Запорю!.. Сгною!.. Вдребезги расшибу, ррракалия!.. Сознавайся сейчас... сейчас!..

Кирюшка продолжал шевелить губами с тем же видом мучительного напряжения. Тогда Фома Фомич с размаху ударил его чубуком по лицу. "А!.." - жалобно крикнул Николай, срываясь с места, и в то же мгновение в глазах Кирюшки вспыхнул сосредоточенный блеск, окровавленное лицо осветилось каким-то восторженным исступлением. Он загремел цепями, высоко взметнул руки и с диким, пронзительно-звенящим ревом бросился на станового. Все смешалось. Архипка, старичок в очках, караульные со всех сторон навалились на Кирюшку, сшибли с ног, стали бить, душить его, тискать коленками. Пыль поднялась в канцелярии. "Веревок!" - хрипел чей-то свирепый голос. Николай опрометью выскочил на улицу.

Спотыкаясь, всхлипывая, ничего не видя вокруг себя, он подбежал к своей лошади и начал трясущимися руками отвязывать ее.

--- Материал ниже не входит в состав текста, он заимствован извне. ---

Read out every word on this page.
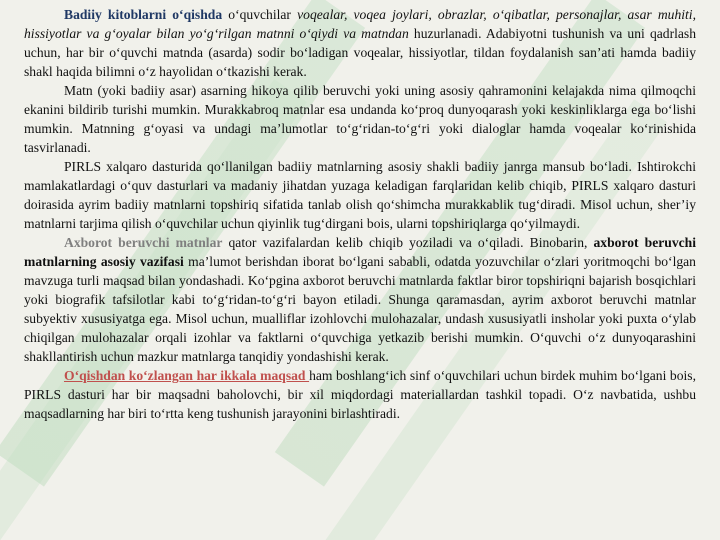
Badiiy kitoblarni o‘qishda o‘quvchilar voqealar, voqea joylari, obrazlar, o‘qibatlar, personajlar, asar muhiti, hissiyotlar va g‘oyalar bilan yo‘g‘rilgan matnni o‘qiydi va matndan huzurlanadi. Adabiyotni tushunish va uni qadrlash uchun, har bir o‘quvchi matnda (asarda) sodir bo‘ladigan voqealar, hissiyotlar, tildan foydalanish san’ati hamda badiiy shakl haqida bilimni o‘z hayolidan o‘tkazishi kerak.

Matn (yoki badiiy asar) asarning hikoya qilib beruvchi yoki uning asosiy qahramonini kelajakda nima qilmoqchi ekanini bildirib turishi mumkin. Murakkabroq matnlar esa undanda ko‘proq dunyoqarash yoki keskinliklarga ega bo‘lishi mumkin. Matnning g‘oyasi va undagi ma’lumotlar to‘g‘ridan-to‘g‘ri yoki dialoglar hamda voqealar ko‘rinishida tasvirlanadi.

PIRLS xalqaro dasturida qo‘llanilgan badiiy matnlarning asosiy shakli badiiy janrga mansub bo‘ladi. Ishtirokchi mamlakatlardagi o‘quv dasturlari va madaniy jihatdan yuzaga keladigan farqlaridan kelib chiqib, PIRLS xalqaro dasturi doirasida ayrim badiiy matnlarni topshiriq sifatida tanlab olish qo‘shimcha murakkablik tug‘diradi. Misol uchun, sher’iy matnlarni tarjima qilish o‘quvchilar uchun qiyinlik tug‘dirgani bois, ularni topshiriqlarga qo‘yilmaydi.

Axborot beruvchi matnlar qator vazifalardan kelib chiqib yoziladi va o‘qiladi. Binobarin, axborot beruvchi matnlarning asosiy vazifasi ma’lumot berishdan iborat bo‘lgani sababli, odatda yozuvchilar o‘zlari yoritmoqchi bo‘lgan mavzuga turli maqsad bilan yondashadi. Ko‘pgina axborot beruvchi matnlarda faktlar biror topshiriqni bajarish bosqichlari yoki biografik tafsilotlar kabi to‘g‘ridan-to‘g‘ri bayon etiladi. Shunga qaramasdan, ayrim axborot beruvchi matnlar subyektiv xususiyatga ega. Misol uchun, mualliflar izohlovchi mulohazalar, undash xususiyatli insholar yoki puxta o‘ylab chiqilgan mulohazalar orqali izohlar va faktlarni o‘quvchiga yetkazib berishi mumkin. O‘quvchi o‘z dunyoqarashini shakllantirish uchun mazkur matnlarga tanqidiy yondashishi kerak.

O‘qishdan ko‘zlangan har ikkala maqsad ham boshlang‘ich sinf o‘quvchilari uchun birdek muhim bo‘lgani bois, PIRLS dasturi har bir maqsadni baholovchi, bir xil miqdordagi materiallardan tashkil topadi. O‘z navbatida, ushbu maqsadlarning har biri to‘rtta keng tushunish jarayonini birlashtiradi.
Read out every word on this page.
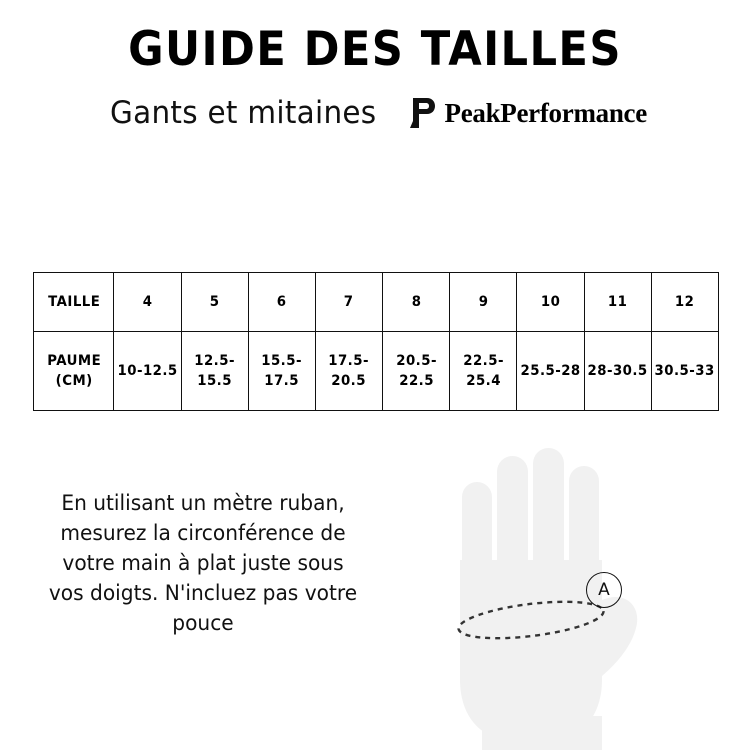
GUIDE DES TAILLES
Gants et mitaines	PeakPerformance
TAILLE	4	5	6	7	8	9	10	11	12
PAUME (CM)	10-12.5	12.5-15.5	15.5-17.5	17.5-20.5	20.5-22.5	22.5-25.4	25.5-28	28-30.5	30.5-33
En utilisant un mètre ruban, mesurez la circonférence de votre main à plat juste sous vos doigts. N'incluez pas votre pouce
A
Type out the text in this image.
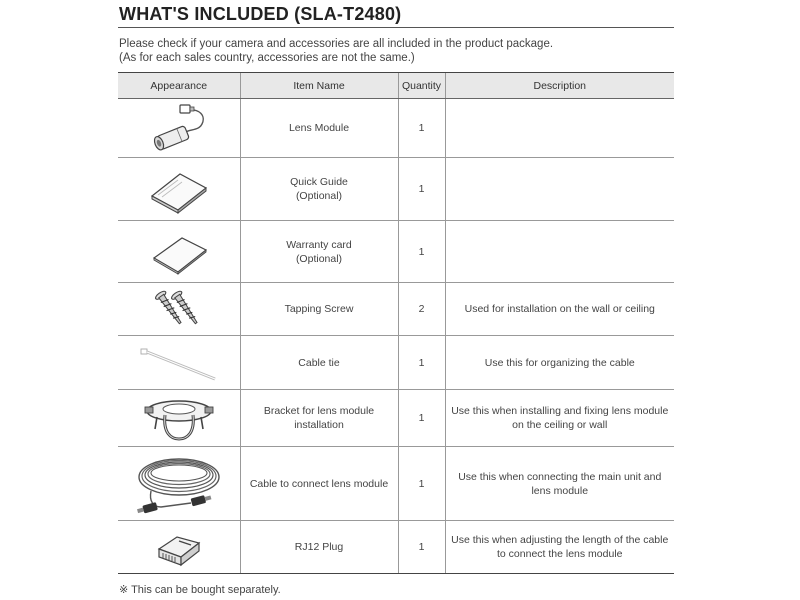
WHAT'S INCLUDED (SLA-T2480)
Please check if your camera and accessories are all included in the product package.
(As for each sales country, accessories are not the same.)
Appearance	Item Name	Quantity	Description

Lens Module	1	

Quick Guide
(Optional)	1	

Warranty card
(Optional)	1	

Tapping Screw	2	Used for installation on the wall or ceiling

Cable tie	1	Use this for organizing the cable

Bracket for lens module installation	1	Use this when installing and fixing lens module on the ceiling or wall

Cable to connect lens module	1	Use this when connecting the main unit and lens module

RJ12 Plug	1	Use this when adjusting the length of the cable to connect the lens module
※ This can be bought separately.
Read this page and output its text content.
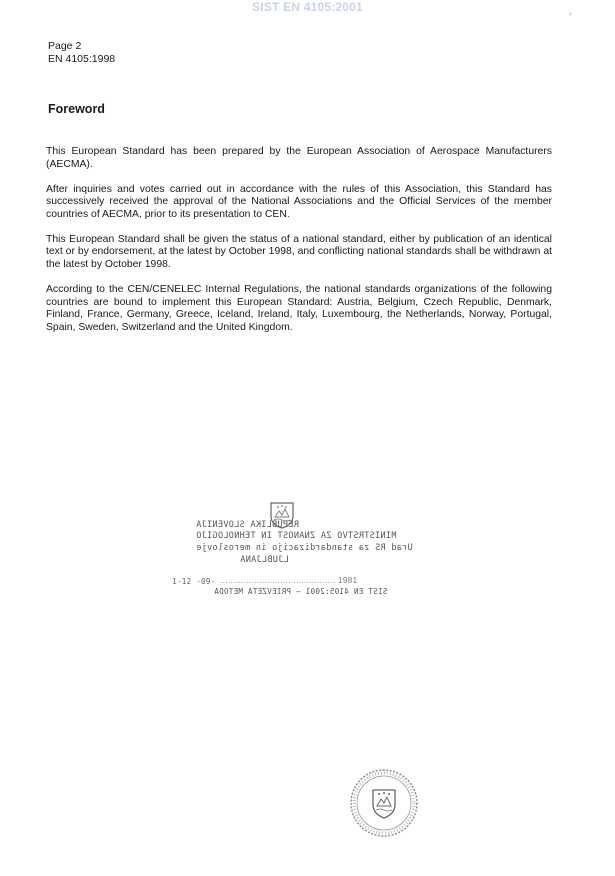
SIST EN 4105:2001
′
Page 2
EN 4105:1998
Foreword

This European Standard has been prepared by the European Association of Aerospace Manufacturers (AECMA).

After inquiries and votes carried out in accordance with the rules of this Association, this Standard has successively received the approval of the National Associations and the Official Services of the member countries of AECMA, prior to its presentation to CEN.

This European Standard shall be given the status of a national standard, either by publication of an identical text or by endorsement, at the latest by October 1998, and conflicting national standards shall be withdrawn at the latest by October 1998.

According to the CEN/CENELEC Internal Regulations, the national standards organizations of the following countries are bound to implement this European Standard: Austria, Belgium, Czech Republic, Denmark, Finland, France, Germany, Greece, Iceland, Ireland, Italy, Luxembourg, the Netherlands, Norway, Portugal, Spain, Sweden, Switzerland and the United Kingdom.

REPUBLIKA SLOVENIJA
MINISTRSTVO ZA ZNANOST IN TEHNOLOGIJO
Urad RS za standardizacijo in meroslovje
LJUBLJANA
1-12 -09- ............................................ 1981
SIST EN 4105:2001 — PRIEVZETA METODA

И увидал, что у окна столпились хорошенькие девицы в пышных кисейных платьицах, с бантиками нежнейших цветов, все в кудряшках, точно херувимы. Они наперерыв высовывались в окно и, перебивая друг друга, нестерпимо звонко восклицали: "Мосье Рахманный! Мосье Рахманный!.. Куда же вы, мосье Рахманный?.. Обедать!..

Мы ждем вас обедать, мосье Рахманный!" Николай вложил ногу в стремя... и злоба, и стыд, и чувство неописуемого ужаса душили его, с ненавистью взглянул он на девиц и, сам не зная как, не отдавая себе отчета, что делает, заорал нелепым, не своим голосом: "Отстаньте вы от меня!

Наплевал бы я на ваш подлый обед!" - и что есть духу помчался из села.

Солнце палило нещадно. Ни малейшим движением не колебался горячий воздух. Был тот час июльского дня, когда в открытом поле невозможно найти сколько-нибудь прохладной тени. Под жгучими отвесными лучами неясно различались краски, очертания казались тусклыми. Степь, курганы, леса, нивы, деревни, барские усадьбы с своими садами и далеко белеющими постройками - все будто омертвело, от всего веяло унынием. Зной был разлит, как мутная вода на свеженаписанной картине, наводил линючие, однообразные, сухие тоны. Пахло гарью, пылью и спелым хлебом. Тишина стояла до стоанности глубокая, точно все способное издавать звуки оцепенело. Молчали куда-то попрятавшиеся птицы, не слышно было кузнечиков с их назойливым стрекотанием, не шевелились сонные колосья.

С поблекшими листьями, печальные, одинокие, недвижно поникли ракиты близ дороги.

По этой дороге, поскрипывая немазаными колесами, медленно тащилась телега. Вслед за нею, опустив голову на грудь, плелась баба в белом платке. Высокий, сгорбленный, седой, как лунь, старик с огромною лысиной дергал веревочными вожжами жалкую клячонку, мерно выступал около переднего колеса и что-то без умолку говорил. Баба беспрестанно вытирала опухшие глаза, невнятно всхлипывала и причитала.

Николай, давно ехал шагом. Увидев телегу, он свернул с дороги, покосился... в телеге лежало что-то длинное, с угловатыми очертаниями, накрытое полотном. Николай остановился, обнажил голову.

- Дедушка, - сказал он, - откуда везете?

- С гарденинской, родимый, с гарденинской, - ответил старик, не поворачивая головы, - все на жнитве валит, все на жнитве... Н-но! Сердешная, но-о!.. - и опять заговорил, обращаясь к бабе: - Так-то, касатка, так-тося...

Значит, наказанье господне... значит, претерпи... Чего тут?..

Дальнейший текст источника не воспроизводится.